Often riders use the phrase, “a dream come true,” to describe their equestrian exploits or victories. Not Candace Platz. When she canters down centerline for her Grand Prix test at the U.S. Dressage Finals aboard PMU rescue Fynn, she’ll be experiencing an entirely different sensation.
“I can’t say it’s a dream come true,” said Platz. “This dream wouldn’t have occurred to me.”
Platz is contesting the adult amateur Grand Prix championship at the U.S. Dressage Finals, Nov. 8-10 in Lexington, Ky., after qualifying through winning her division at the USDF/GAIG Region 8 Championship (N.Y.). Even more impressive, Platz is in her first year competing at Grand Prix, and Fynn is only 9.
Oh, and he wasn’t bred for the sport at all.
That’s My Horse!
Fynn, a draft cross who’s registered with the U.S. Equestrian Federation as an American Warmblood, was bred as part of a pregnant mare urine collection process to produce the drug Premarin, and he was rescued from Canada by Adaire Hiestand in 2004 as a foal. He’d been bound for a kill truck shortly before Hiestand chose him based on his picture online.
After Hiestand raised and backed Fynn, the gelding spent a short time as a children’s camp horse. When he was 5, dressage rider Karri McFadden took him for a spin, and she was shocked at how quickly he picked up new skills.
“She couldn’t get him to canter at all in one direction, so she took him to a clinic,” said Platz. “The clinician said, ‘See if you can get him to do a flying change to that lead.’ He did, and then within three years he was a Grand Prix horse. He shouldn’t exist, but exist he does.”
McFadden bought Fynn and then showed him in training, first and second levels in 2009, before moving up to third level in 2010, Prix St. Georges in 2011 and Grand Prix in 2012. Within two competitions, Fynn earned McFadden the scores she needed for her U.S. Dressage Federation gold medal. She then started seeking a new home for the 15.3-hand gelding.
“I was looking for a small Grand Prix horse, and Michelle Gibson told me about him,” said Platz. “Karri sent me a picture of him, and the picture wasn’t of piaffe or passage, it was the horse laying in his stall with his head in her lap. I was like, ‘That’s my horse!’ I didn’t take anyone with me to look at him. I saw him and rode him for five minutes, and I said, ‘Sold.’
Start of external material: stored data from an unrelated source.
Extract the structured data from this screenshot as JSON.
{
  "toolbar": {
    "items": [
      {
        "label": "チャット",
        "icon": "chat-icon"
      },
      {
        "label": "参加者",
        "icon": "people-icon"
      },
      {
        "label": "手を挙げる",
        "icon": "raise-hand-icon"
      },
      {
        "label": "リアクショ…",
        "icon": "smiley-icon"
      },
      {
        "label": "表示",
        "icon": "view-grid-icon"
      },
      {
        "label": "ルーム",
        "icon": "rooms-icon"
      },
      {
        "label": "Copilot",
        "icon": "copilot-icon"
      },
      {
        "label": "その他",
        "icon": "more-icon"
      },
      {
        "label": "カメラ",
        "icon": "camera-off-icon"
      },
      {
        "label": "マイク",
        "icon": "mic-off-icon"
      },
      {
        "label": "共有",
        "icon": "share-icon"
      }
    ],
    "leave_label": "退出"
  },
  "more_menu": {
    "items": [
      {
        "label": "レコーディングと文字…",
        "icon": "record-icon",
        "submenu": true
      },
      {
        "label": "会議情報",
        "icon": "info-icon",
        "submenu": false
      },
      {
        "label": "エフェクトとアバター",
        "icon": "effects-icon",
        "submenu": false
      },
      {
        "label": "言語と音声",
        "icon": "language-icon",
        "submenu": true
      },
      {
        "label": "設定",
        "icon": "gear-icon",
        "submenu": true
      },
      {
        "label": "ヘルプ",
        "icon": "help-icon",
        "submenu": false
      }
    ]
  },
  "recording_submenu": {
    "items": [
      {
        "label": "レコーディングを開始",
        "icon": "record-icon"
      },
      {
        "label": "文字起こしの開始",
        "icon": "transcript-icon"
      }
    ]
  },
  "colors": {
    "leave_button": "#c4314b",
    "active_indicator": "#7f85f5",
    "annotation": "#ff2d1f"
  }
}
“It was exciting to me that his breeding isn’t traditional,” she continued. “It’s not like I’m trying to prove something by riding an untraditional horse—and if he wasn’t able to do it, they wouldn’t give him the scores—but it just made me laugh. I want to ride with my brain and my heart, and I want horses that reward that. I think it’s fun to do things in unexpected ways. I love when life is unusual and creative. Having such an unconventional horse, I was like, ‘This horse is born for me.’ ”
Second Chances Don’t Always Come
Platz brought Fynn home to her Poland, Maine, farm last September, but the horse stepped on one of his shoe clips shortly after and then spent nearly four months laid up because of that injury.
Platz traveled to Florida in January to ride with trainer Ruth Hogan-Poulsen.
“We didn’t compete at all in Florida,” said Platz. “I rode in an average of four to five lessons a day, though of course not just on Fynn. I’ve never ridden Grand Prix, and I knew I really needed to have Ruth deconstruct my riding and put it back together.”
Fynn and Platz competed together for the first time at the GMHA June (Vt.) competition.
“I took him out just to get our feet wet, but he earned me my first two scores for my [USDF] gold medal in our first two rides together,” she said. “The horse doesn’t have a hole in him. There’s not anything where I’m like, ‘We really can’t do that, but we’ll fake our way through.’ The hardest thing for me is the mental agility and focus it takes to be really present and not get distracted by fear or worry. It’s hard to really stay present and ride with heart but then not to allow emotion or judgment of myself or my horse distract me from the task.”
The pair quickly qualified for their regional championship, where Fynn and Platz won the adult amateur Grand Prix title, earning them a ticket to Kentucky. But even with that ticket in her hand, Platz wasn’t sure she’d make the trip.
“I said, ‘We’re not planning to go to Kentucky.’ I was like, ‘Next year when we’re better, we can go. He’s still young, and he’s still developing, and I’ll do so much better when I know more.’ And my husband said, ‘Are you nuts?’ Being an equine veterinarian, I know how fragile life is, and how second chances don’t always come. So we decided to go.”
After a nearly 24-hour trip with a professional hauler, Fynn arrived in Kentucky on Nov. 4 and quickly settled in. The pair will do their championship class today, Nov. 8.
“The thing that’s so important to understand is that when you watch a horse go down centerline at Grand Prix, it’s not just a horse going down centerline at Grand Prix,” said Platz. “It’s a whole community of people who made the experience possible. It’s profoundly humbling. You think, ‘When I finally get there, I’ll feel so great.’ But really what you feel is grateful.”